オーストラリアにおける猛毒の海洋生物から毒を取り出すオーストラリア
2025/02/05
2024年-5月8日AFP
担当A.K.
オニダルマオコゼは世界で最も強い毒を持つ魚である。
ゾウがあなたの胸の上に座っている感覚を想像してほしい。息ができず危機感を感じ、そしてその激しすぎる痛みであなたは死んでしまいたくもなる。
あなたは今、とても小さなイルカンジクラゲに刺されたところだ。
死ぬことはないだろうが、死んだほうがましだと願うだろう、とオーストラリアのジェームズ・クック大学の毒性学者、ジェイミー・シーモア氏は言う。
彼は知っているのだ。11回も刺されたことがあるのだから。
しかし、シーモア氏の仕事は他の仕事よりもリスクが高いのである。命を救う抗毒素を作るため、海洋生物から毒を搾り取っているのだ。
ゴマ粒ほどの大きさしかないものも含む、何十ものイルカンジクラゲがクイーンズランド州で大学が管理している金属製の小屋の中の水槽に浮かんでいる。
他の水槽には、世界で最も強い毒を持つ魚がいる。オニダルマオコゼだ。
もしその棘が皮膚を貫けば、痛みで意識を失い、傷口の周辺が黒く変色して死んでしまう。
オニダルマオコゼの毒は人間の命を奪うのに十分な威力を持つが、オーストラリアでの死亡事故の記録はない。シーモア氏もまた、オニダルマオコゼに刺されて生き延びた一人である。
彼のチームは、オーストラリアの最も致死的な毒を持つ海洋生物について理解するため、そして人々の安全を守るために研究を行っている。
「オーストラリアは間違いなく、世界一毒を持つ大陸です。」シーモア氏はAFPに語った。
「他国の人々、特にアメリカ人と話すと、私たちが生まれた時点で命を落とさないことに驚かれるのです。」
シーモアは水槽の周りを移動しながら、10分以内に人の命を奪うことのできる毒を持つハコクラゲなど、他の致死毒を持つ動物たちを指しながら説明をする。
刺傷と咬傷
オーストラリア中に毒を持つ動物が無数にいるにもかかわらず、死亡事故は比較的少ない。

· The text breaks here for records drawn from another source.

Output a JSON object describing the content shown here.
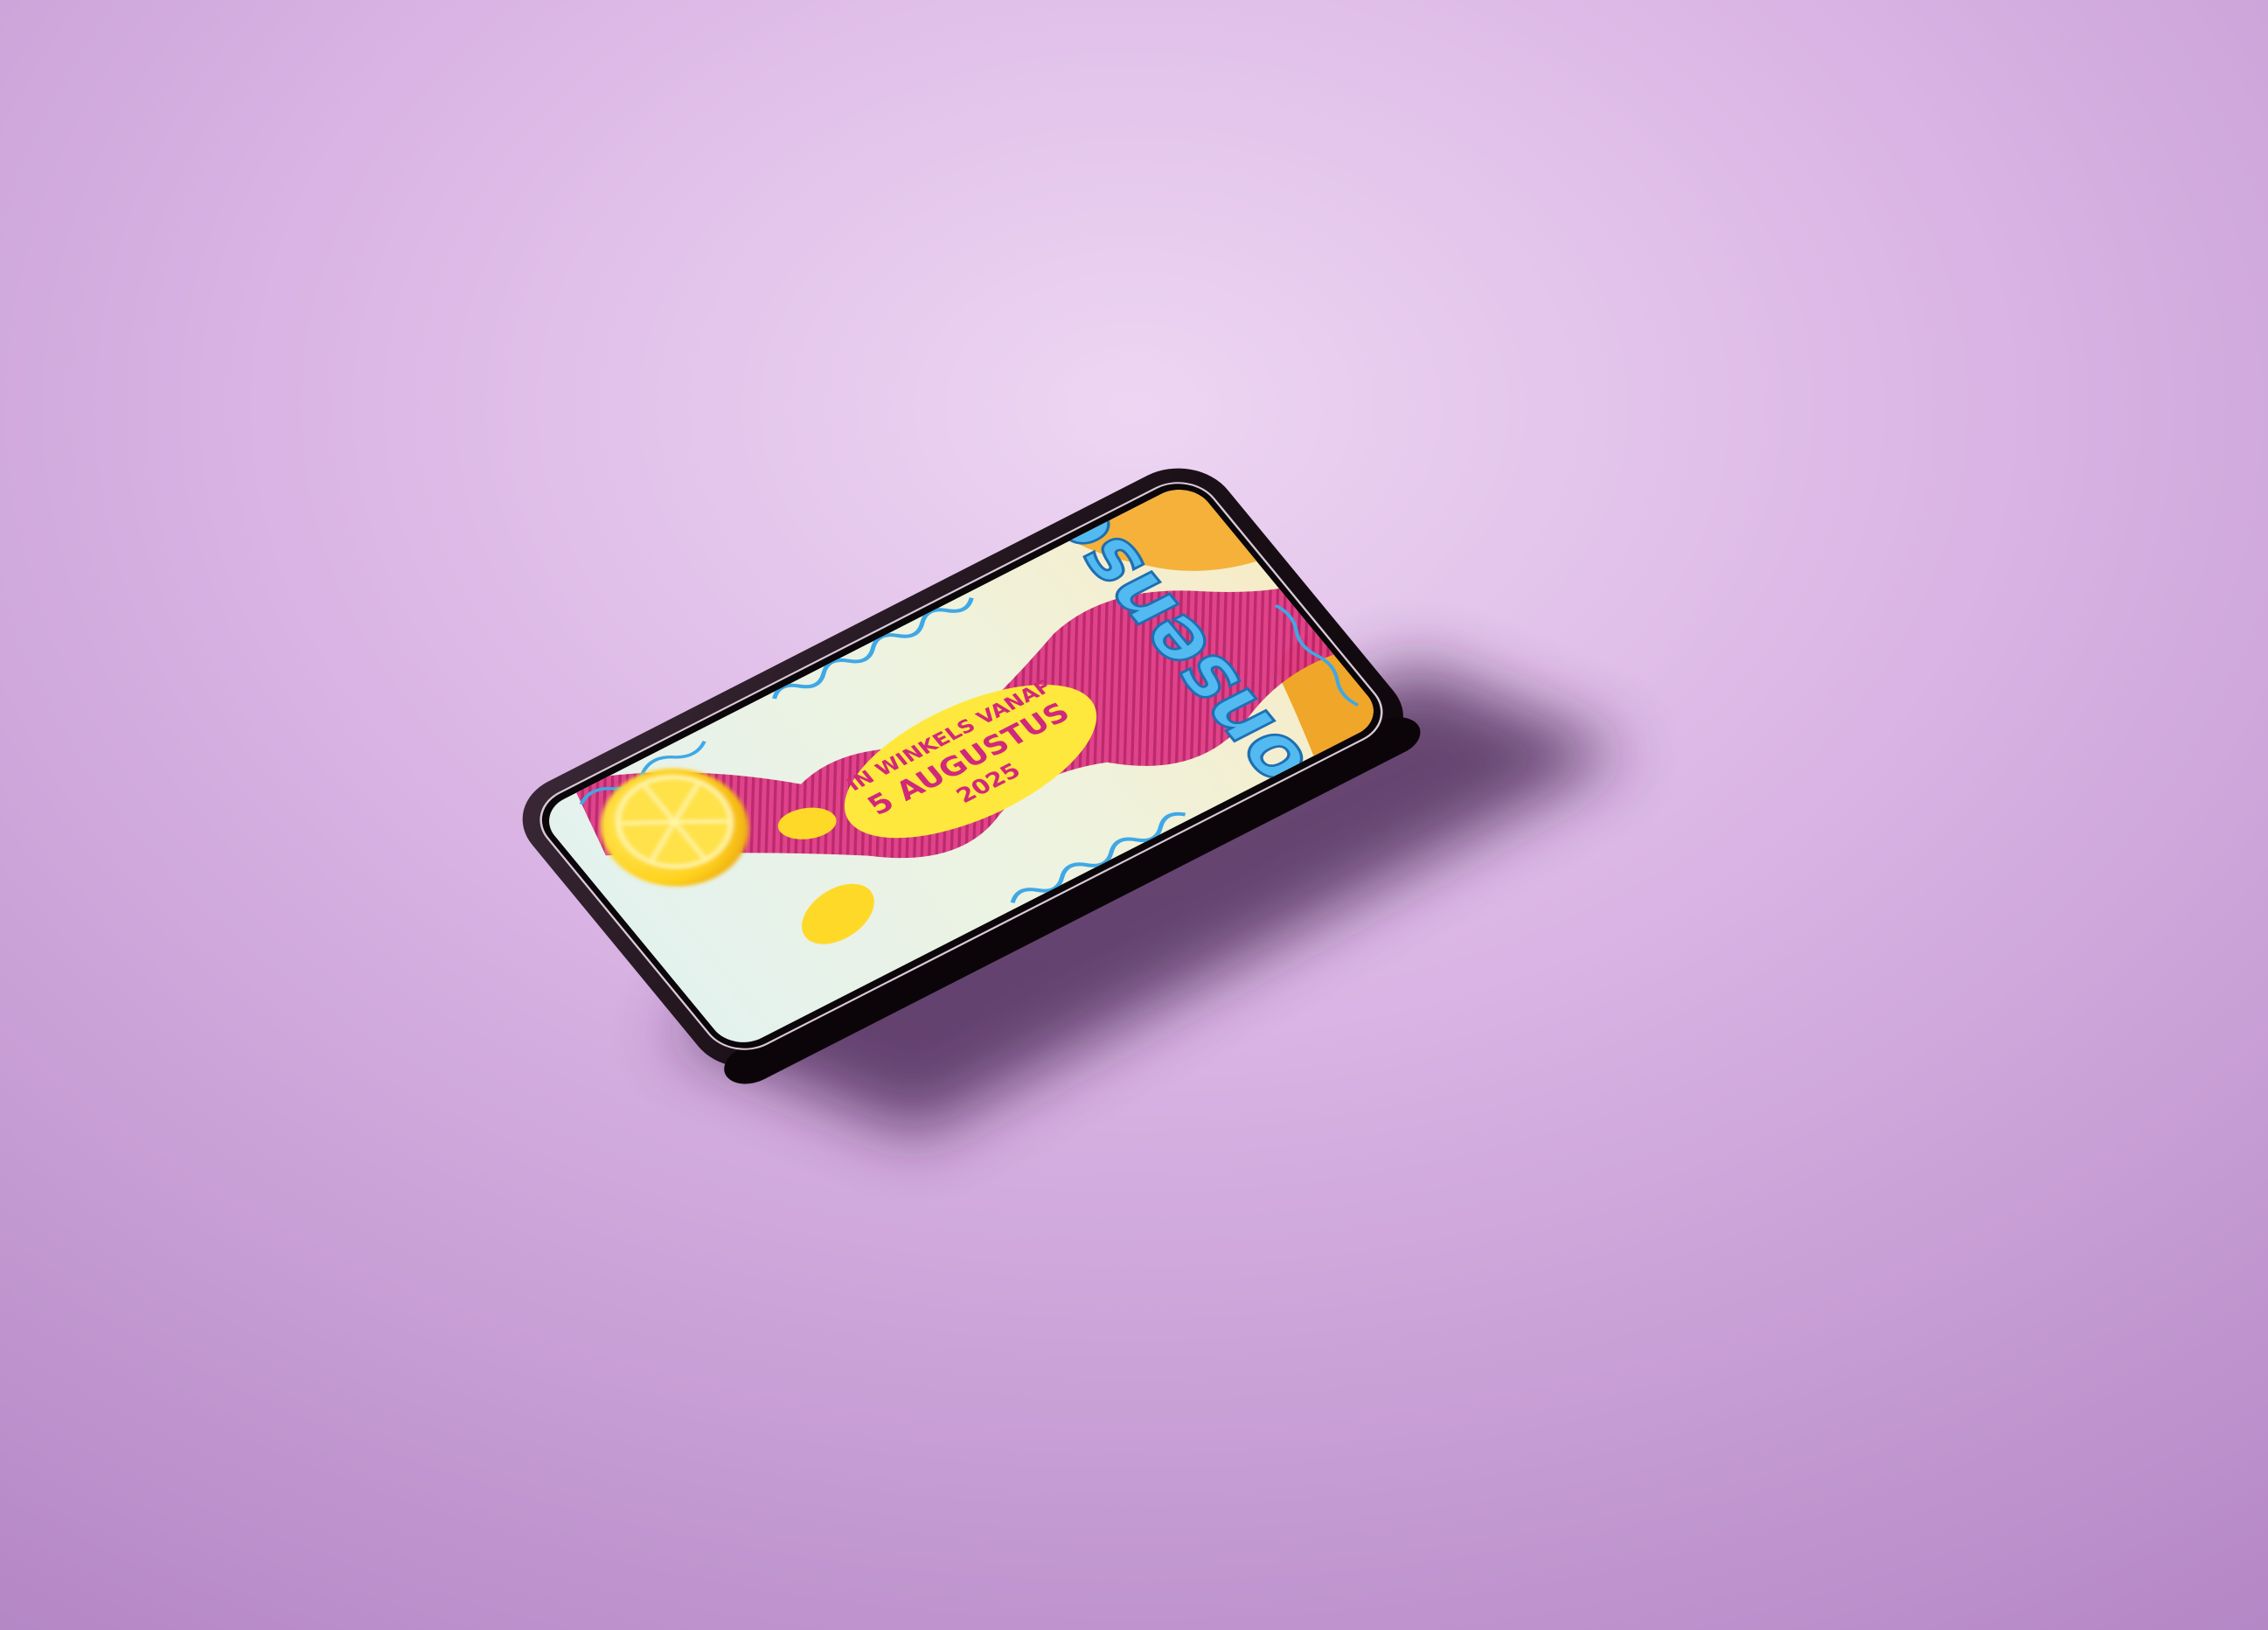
{
  "poster": {
    "brand": "nonsense",
    "line1": "IN WINKELS VANAF",
    "line2": "5 AUGUSTUS",
    "line3": "2025"
  },
  "colors": {
    "background": "#d7b0e2",
    "phone_body": "#1d1219",
    "brand_blue": "#4ab3ea",
    "pink": "#d8337f",
    "yellow": "#ffe63d",
    "orange": "#f5b13a",
    "screen_bg": "#e9f3ee",
    "text_pink": "#d0287a"
  },
  "icons": {
    "lemon": "lemon-half-icon"
  }
}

最新の公式データによると、2001年から2017年の間で年平均32件の動物に関連した死亡事故があり、その原因は馬と牛が最多だった。
1883年以降、イルカンジクラゲによる死亡事故の記録はたった2件、ハコクラゲによるものは70件程度である。
それに比べて、政府のデータによると、オーストラリアにおける薬物、アルコール、交通事故による死亡事故は2022年だけで約4,700件にのぼる。
「オーストラリアで動物に刺されたり噛まれたりする可能性はありますが、死亡する可能性は非常に低いです。」とシーモア氏は言う。
彼の施設は、海洋生物から致死毒を取り出して抗毒素に変えている唯一の施設である。
猛毒のハコクラゲに関していえば、その過程は厄介である。研究者たちは触手を取り除いてフリーズドライにし、固体になった 時点で毒を集めなければならないのだ。
イルカンジクラゲの抗毒素は存在しない。
その代わり、症状に応じた医師の治療が行われる。すぐに医師の診断を受けることができれば、助かる可能性は高い。
オニダルマオコゼの場合、毒の抽出過程はより難しいものとなる。生きている魚の毒腺に注射器を挿入し、タオルで押さえながらほんの少量の毒を吸い出すのだ。
それから、ヴィクトリア州の施設へと毒を送り、そこで毒を抗毒素に加工する。
まず、施設のスタッフがウマなどの自然抗体を産生する動物に少量の毒を6カ月かけて接種する。
その後その動物の血漿を取り出し、抗体は抽出、精製凝縮されて人間用の抗毒素へと作り変えられる。
死のクラゲ達抗毒素は、誰かが生物に刺されたり噛まれたりした場合に処置を施すことができるよう、オーストラリアや他の太平洋諸島の病院に輸送される。
「間違いなく、私たちは世界一優れた抗毒素を持っています。」セイマーはAFPに、オーストラリアで血清の製造にかかっている時間と労力についても語った。
科学者たちによると、気候変動で刺される危険性が高まり、抗毒素の需要が増大するかもしれないそうだ。
約60年前は、オーストラリアでイルカンジクラゲにさされる季節は11月と12月だった。
海水温が高い期間が長くなったことで、今このクラゲは3月まで生息することができる。
また海の温暖化は、これらの猛毒クラゲ、そして他の海洋生物までもが、オーストラリア沿岸のより南へと生息域を拡大させている。
セイマーの学生たちは、気温の変化が毒の性質をも変えうることを発見した。
「例えば、私がある動物の抗毒素を20℃の環境で作り、30℃の地域で生息している野生動物に噛まれた場合、その解毒剤は機能を発揮しないのです。」と彼は言う。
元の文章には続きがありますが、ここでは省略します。